Taliban stone couple for adultery in Afghanistan

By AMIR SHAH (AP) – 1 hour ago

KABUL, Afghanistan — Taliban militants stoned a young couple to death for adultery after they ran away from their families in northern Afghanistan, officials said Monday.

The Taliban-ordered killing comes at a time when international rights groups have raised worries that attempts to negotiate with the Taliban to bring peace to Afghanistan could mean a step backward for human rights in the country. When the Islamist extremists ruled Afghanistan, women were not allowed to leave their houses without a male guardian, and public killings for violations of their harsh interpretation of the Quran were common.

This weekend's stoning appeared to arise from an affair between a married man and a single woman in Kunduz province's Dasht-e-Archi district.

The woman, Sadiqa, was 20 years old and engaged to another man, said the Kunduz provincial police chief, Gen. Abdul Raza Yaqoubi. Her lover, 28-year-old Qayum, left his wife to run away with her, and the two had holed up in a friend's house five days ago, said district government head, Mohammad Ayub Aqyar.

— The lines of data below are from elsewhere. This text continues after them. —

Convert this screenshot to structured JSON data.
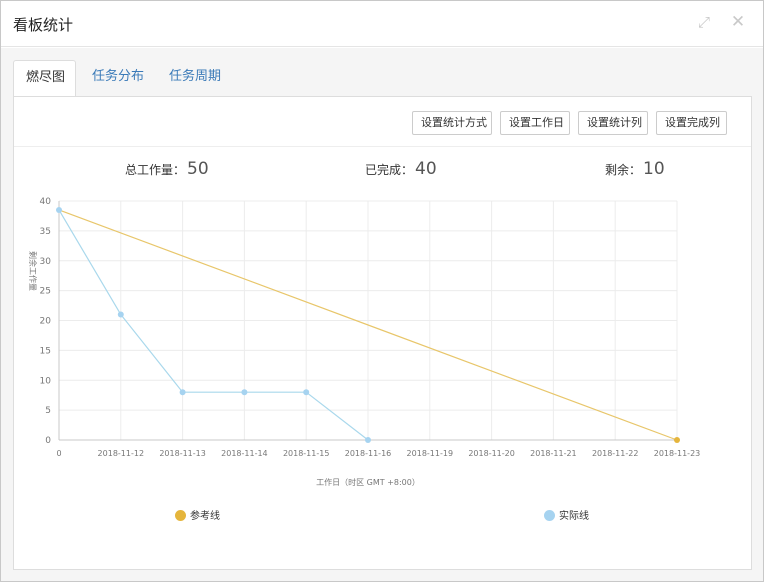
{
  "window": {
    "title": "看板统计",
    "maximize_icon": "expand-icon",
    "close_icon": "close-icon"
  },
  "tabs": [
    {
      "label": "燃尽图",
      "active": true
    },
    {
      "label": "任务分布",
      "active": false
    },
    {
      "label": "任务周期",
      "active": false
    }
  ],
  "toolbar": {
    "buttons": [
      "设置统计方式",
      "设置工作日",
      "设置统计列",
      "设置完成列"
    ]
  },
  "stats": {
    "total_label": "总工作量：",
    "total_value": "50",
    "done_label": "已完成：",
    "done_value": "40",
    "remain_label": "剩余：",
    "remain_value": "10"
  },
  "colors": {
    "reference": "#e8c66a",
    "actual": "#a9d8ec",
    "reference_dot": "#e5b53c",
    "actual_dot": "#a6d3f0",
    "link": "#3a7ab8"
  },
  "chart_data": {
    "type": "line",
    "x": [
      "0",
      "2018-11-12",
      "2018-11-13",
      "2018-11-14",
      "2018-11-15",
      "2018-11-16",
      "2018-11-19",
      "2018-11-20",
      "2018-11-21",
      "2018-11-22",
      "2018-11-23"
    ],
    "xlabel": "工作日（时区 GMT +8:00）",
    "ylabel": "剩余工作量",
    "ylim": [
      0,
      40
    ],
    "yticks": [
      0,
      5,
      10,
      15,
      20,
      25,
      30,
      35,
      40
    ],
    "grid": true,
    "series": [
      {
        "name": "参考线",
        "values": [
          38.5,
          null,
          null,
          null,
          null,
          null,
          null,
          null,
          null,
          null,
          0
        ]
      },
      {
        "name": "实际线",
        "values": [
          38.5,
          21,
          8,
          8,
          8,
          0,
          null,
          null,
          null,
          null,
          null
        ]
      }
    ],
    "legend": [
      "参考线",
      "实际线"
    ],
    "legend_position": "bottom"
  }
}
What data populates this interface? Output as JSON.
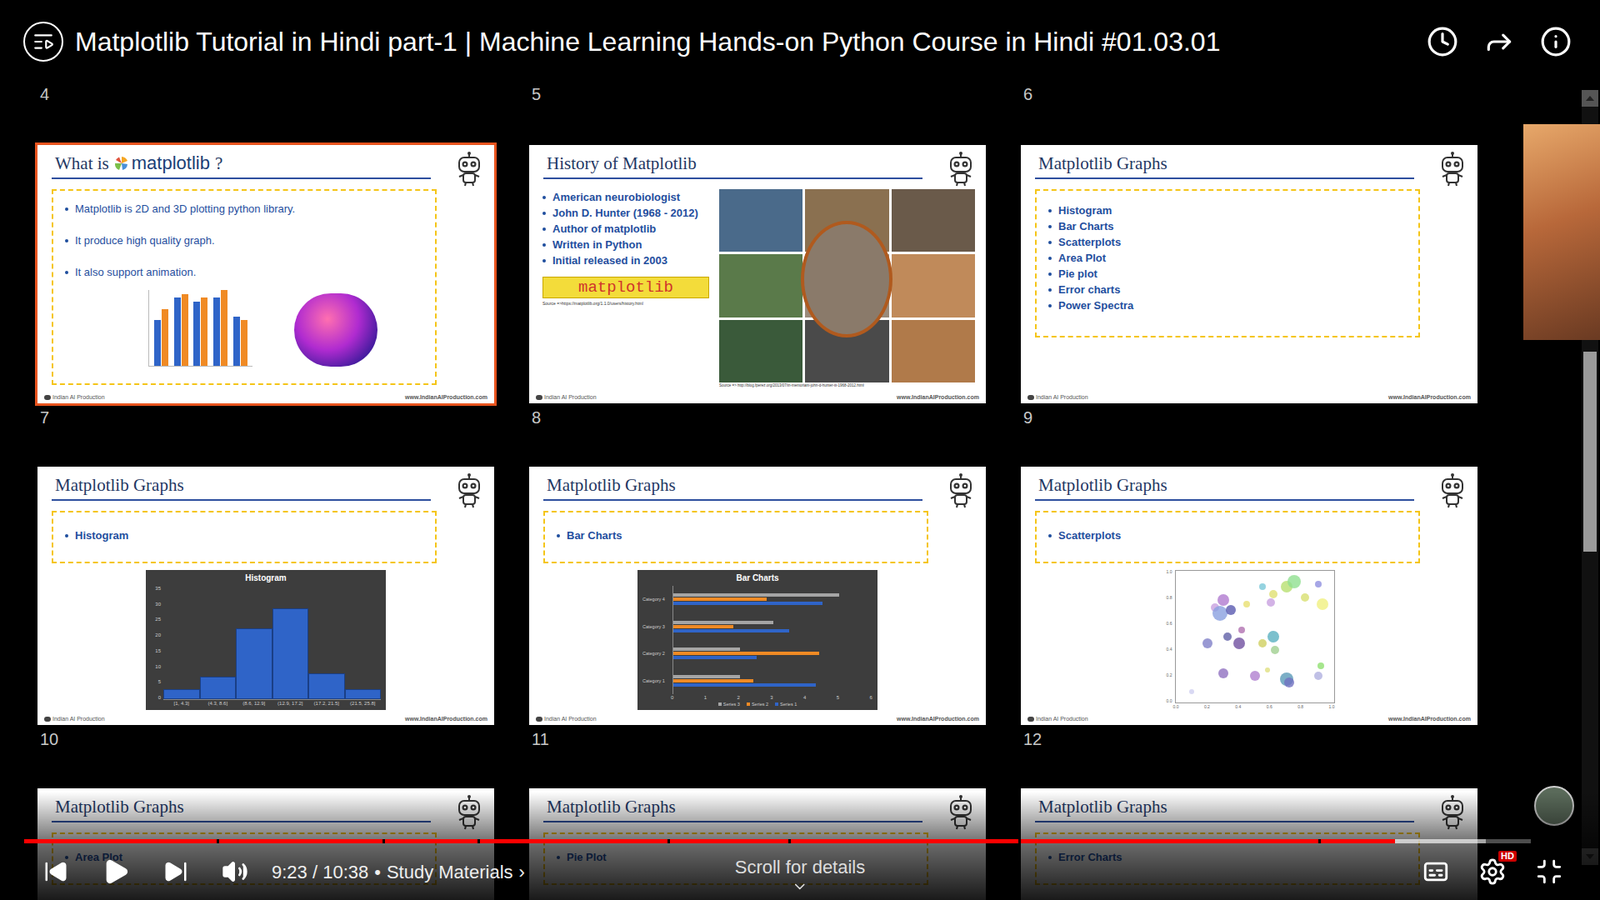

They were discovered by Taliban operatives on Sunday and stoned to death in front a crowd of about 150 men, Aqyar said.

First the woman was brought out and stoned, then the man a half an hour later, Aqyar said. He decried the punishment, which he said was ordered by two local Taliban commanders.

A spokesman for the provincial government also condemned the act.

"It is against all human rights and international conventions," said spokesman Mabubullah Sayedi. "There was no court. It was cruel."

A Taliban spokesman could not immediately be reached for comment.

The ancient practice of death by stoning has been abandoned in all but a handful of countries. It is still a legal punishment in some countries, like Iran, which justify it under Shariah, or Islamic law, although human rights activists say the Quran never specifically prescribed stoning for adultery.

Last month, Iran's religious authorities called off the planned stoning of a woman convicted of cheating on her husband. Sakineh Mohammadi Ashtiani's sentence — which would have been Iran's first stoning since 2008 — was lifted following a campaign by politicians, rights groups, diplomats and celebrities around the world.